Каллист судорожно сглотнул.

- Бери свои вещи, и идем. Петуха тоже бери – не оставлять же его здесь…Бабушка так радовалась, что стала видеть хорошо, после того, как я низдавил у нее катаракту…Все видит, сказала, лучше прежнего!

- Погоди, - сказал серьезно Каллист.

- Что? - встревожено обернулся Кесарий.

- Хорошо видит, говоришь, теперь?

- А ты сомневаешься?

- Это не петух, а курица, - торжественно сказал Каллист, и через мгновение оба расхохотались.




- Какая курица? Ты что, уснул? Митродор тебя не простит!

- Кесарий? Далеко еще до Никомедии?

- Дружище, ты уже два года, как здесь!

- А, точно…приснилась какая-то ерунда.

Каллист протер глаза и изо всех сил уставился на старца в хитоне.

- …и тогда мать моего деда отвели на абатон – все ли вы знаете, что такое абатон?

- Расскажи, благочестивый старец! – кто-то пискнул из угла.

- Это особая галерея храма Асклепия, где жаждущие исцелений погружаются в священный сон…
Со времен Константина выросло уже поколение, которое не знает, что такое абатон!

- Но-но, - сказал Митродор, косясь на Кесария.

- Я знаю, что такое абатон, - сказал Кесарий. – Приглашали туда консультировать…как-то раз…в Лаодикии…сложный случай катаракты.

Он зевнул и странно замолчал.

- … отвели на абатон.
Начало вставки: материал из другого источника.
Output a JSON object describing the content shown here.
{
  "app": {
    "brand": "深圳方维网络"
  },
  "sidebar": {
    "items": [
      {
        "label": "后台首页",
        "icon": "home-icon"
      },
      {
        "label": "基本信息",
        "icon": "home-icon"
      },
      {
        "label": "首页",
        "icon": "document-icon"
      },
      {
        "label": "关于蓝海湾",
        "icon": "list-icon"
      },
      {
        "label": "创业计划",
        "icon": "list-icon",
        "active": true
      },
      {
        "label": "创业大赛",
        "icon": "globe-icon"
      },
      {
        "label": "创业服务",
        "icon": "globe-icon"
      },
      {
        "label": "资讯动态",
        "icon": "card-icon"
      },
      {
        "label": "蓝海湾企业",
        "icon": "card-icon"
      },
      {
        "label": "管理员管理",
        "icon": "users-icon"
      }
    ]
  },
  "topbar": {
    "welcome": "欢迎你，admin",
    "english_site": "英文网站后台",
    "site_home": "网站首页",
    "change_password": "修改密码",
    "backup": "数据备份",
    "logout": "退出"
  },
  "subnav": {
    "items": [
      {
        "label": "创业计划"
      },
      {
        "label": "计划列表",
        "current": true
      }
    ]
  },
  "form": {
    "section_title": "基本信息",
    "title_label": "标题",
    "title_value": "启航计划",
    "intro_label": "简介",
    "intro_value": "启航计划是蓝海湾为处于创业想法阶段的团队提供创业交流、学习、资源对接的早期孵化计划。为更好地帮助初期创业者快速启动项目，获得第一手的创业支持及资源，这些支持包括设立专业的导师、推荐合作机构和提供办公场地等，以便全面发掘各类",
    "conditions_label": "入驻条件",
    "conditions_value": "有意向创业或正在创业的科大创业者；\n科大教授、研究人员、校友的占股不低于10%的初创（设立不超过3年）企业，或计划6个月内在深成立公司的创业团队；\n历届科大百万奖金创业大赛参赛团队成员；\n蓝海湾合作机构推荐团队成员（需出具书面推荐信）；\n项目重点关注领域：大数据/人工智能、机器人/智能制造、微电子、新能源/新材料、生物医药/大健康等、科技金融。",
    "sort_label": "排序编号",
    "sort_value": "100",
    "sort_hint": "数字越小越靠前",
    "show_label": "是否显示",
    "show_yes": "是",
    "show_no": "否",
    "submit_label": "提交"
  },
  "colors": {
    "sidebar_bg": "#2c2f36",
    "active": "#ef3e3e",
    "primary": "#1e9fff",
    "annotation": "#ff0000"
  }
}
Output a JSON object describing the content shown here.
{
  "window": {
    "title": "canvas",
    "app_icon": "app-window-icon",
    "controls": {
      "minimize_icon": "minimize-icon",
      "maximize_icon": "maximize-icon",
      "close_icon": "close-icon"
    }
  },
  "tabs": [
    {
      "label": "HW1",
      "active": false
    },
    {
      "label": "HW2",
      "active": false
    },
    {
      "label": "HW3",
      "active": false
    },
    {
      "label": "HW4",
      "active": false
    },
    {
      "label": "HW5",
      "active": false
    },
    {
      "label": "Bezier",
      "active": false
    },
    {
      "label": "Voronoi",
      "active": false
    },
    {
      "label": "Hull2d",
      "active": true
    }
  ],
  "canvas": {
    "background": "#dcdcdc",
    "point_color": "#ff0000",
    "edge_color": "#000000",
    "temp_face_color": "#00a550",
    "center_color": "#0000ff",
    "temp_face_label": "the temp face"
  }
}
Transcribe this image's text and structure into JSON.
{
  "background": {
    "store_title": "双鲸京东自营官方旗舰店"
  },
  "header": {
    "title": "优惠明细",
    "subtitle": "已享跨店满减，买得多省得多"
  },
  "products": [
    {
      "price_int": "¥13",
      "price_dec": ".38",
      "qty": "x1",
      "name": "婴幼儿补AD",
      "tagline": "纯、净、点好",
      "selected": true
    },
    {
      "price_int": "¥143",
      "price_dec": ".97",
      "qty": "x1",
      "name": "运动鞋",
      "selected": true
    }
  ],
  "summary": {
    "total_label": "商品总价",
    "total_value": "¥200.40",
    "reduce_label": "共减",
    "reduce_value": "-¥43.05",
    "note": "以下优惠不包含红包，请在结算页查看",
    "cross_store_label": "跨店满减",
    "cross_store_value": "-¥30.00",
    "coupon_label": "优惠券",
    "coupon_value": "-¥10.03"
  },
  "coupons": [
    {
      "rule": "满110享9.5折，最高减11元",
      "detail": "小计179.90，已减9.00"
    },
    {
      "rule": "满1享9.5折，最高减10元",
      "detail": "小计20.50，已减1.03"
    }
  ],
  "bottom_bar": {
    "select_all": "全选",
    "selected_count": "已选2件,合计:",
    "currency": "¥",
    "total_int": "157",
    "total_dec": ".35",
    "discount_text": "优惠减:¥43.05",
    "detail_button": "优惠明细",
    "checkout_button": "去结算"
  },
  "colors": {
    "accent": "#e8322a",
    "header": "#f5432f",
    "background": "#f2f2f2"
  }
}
И там она увидела сон, как будто к ней Асклепий подвел маленького мальчика, едва научившегося ходить, белокурого, как младенец Аполлон Летоид. И Асклепий Мегалос посадил этого ребенка к ней на колени и сказал: «Это твой сын, Ксенофаниана!» А когда она проснулась, маленький белокурый мальчик сидел на ее коленях и улыбался.

Каллист хмыкнул. Митродор укоризненно посмотрел в его сторону.

- Отец моего деда сначала не поверил, что Асклепий мог совершить такое чудо. Но жрец, который был поблизости, упрекнул его в неверии и показал ему мраморную табличку, в котором точно такое чудо было описано и засвидетельствовано много лет назад, а так же вотив – статую маленького мальчика на дельфине. Родители чудесно рожденного таким образом ребенка  отблагодарили Асклепия Пэана, заказав у лучшего скульптора статую для украшения храма.

- Как мальчика-то назвали? Палемон? – спросил набожно Митродор.

- О нет, хозяин – ибо не из вод он был спасен богами, умерший, но подарен Асклепием и создан как бы из ничего…Назвали его Асклепиад, потому что его вторым отцом словно был сам Асклепий…И Асклепиадом назвали моего отца, а потом и меня, и я так назвал своих сыновей, а они назовут внуков…

Митродор о чем-то усиленно размышлял.

- Как вы там не путаетесь, - пробормотал Каллист. – Номера даете?

- Моего старшего сына зовут Асклепиад Рыжий, второго сына – Асклепиад Долговязый. Мы привыкли чтить традиции, - с благородным  упреком в голосе обратился к Каллисту, расслышав его вопрос, старец в хитоне.

- Пэан воистину дал тебе хороший слух! – ответил Каллист. – Налей мне еще красного вина, мальчик, - обратился он к рабу.

- А как же правило, что в асклепейоне нельзя рожать? – спросил, наконец, Митродор.

- Благороднейший и благочестивейший Митродор прав, - нараспев продолжил старец. – Роды и смерть оскверняют храм Асклепия. Но здесь было рождение не как одно из рождений! Мой дед родился по воле великого Асклепия Пэана.

- Радуйся, Пэан! – грянули певцы из тьмы и зазвенели струны невидимой арфы.

Митродор прижал к уголкам глаз кусочек тончайшего полотна.

- Как милостив ты, Пэан! – умильно вздохнул он.- Хорошее вино! Передать тебе, Кесарий? Да ты спишь?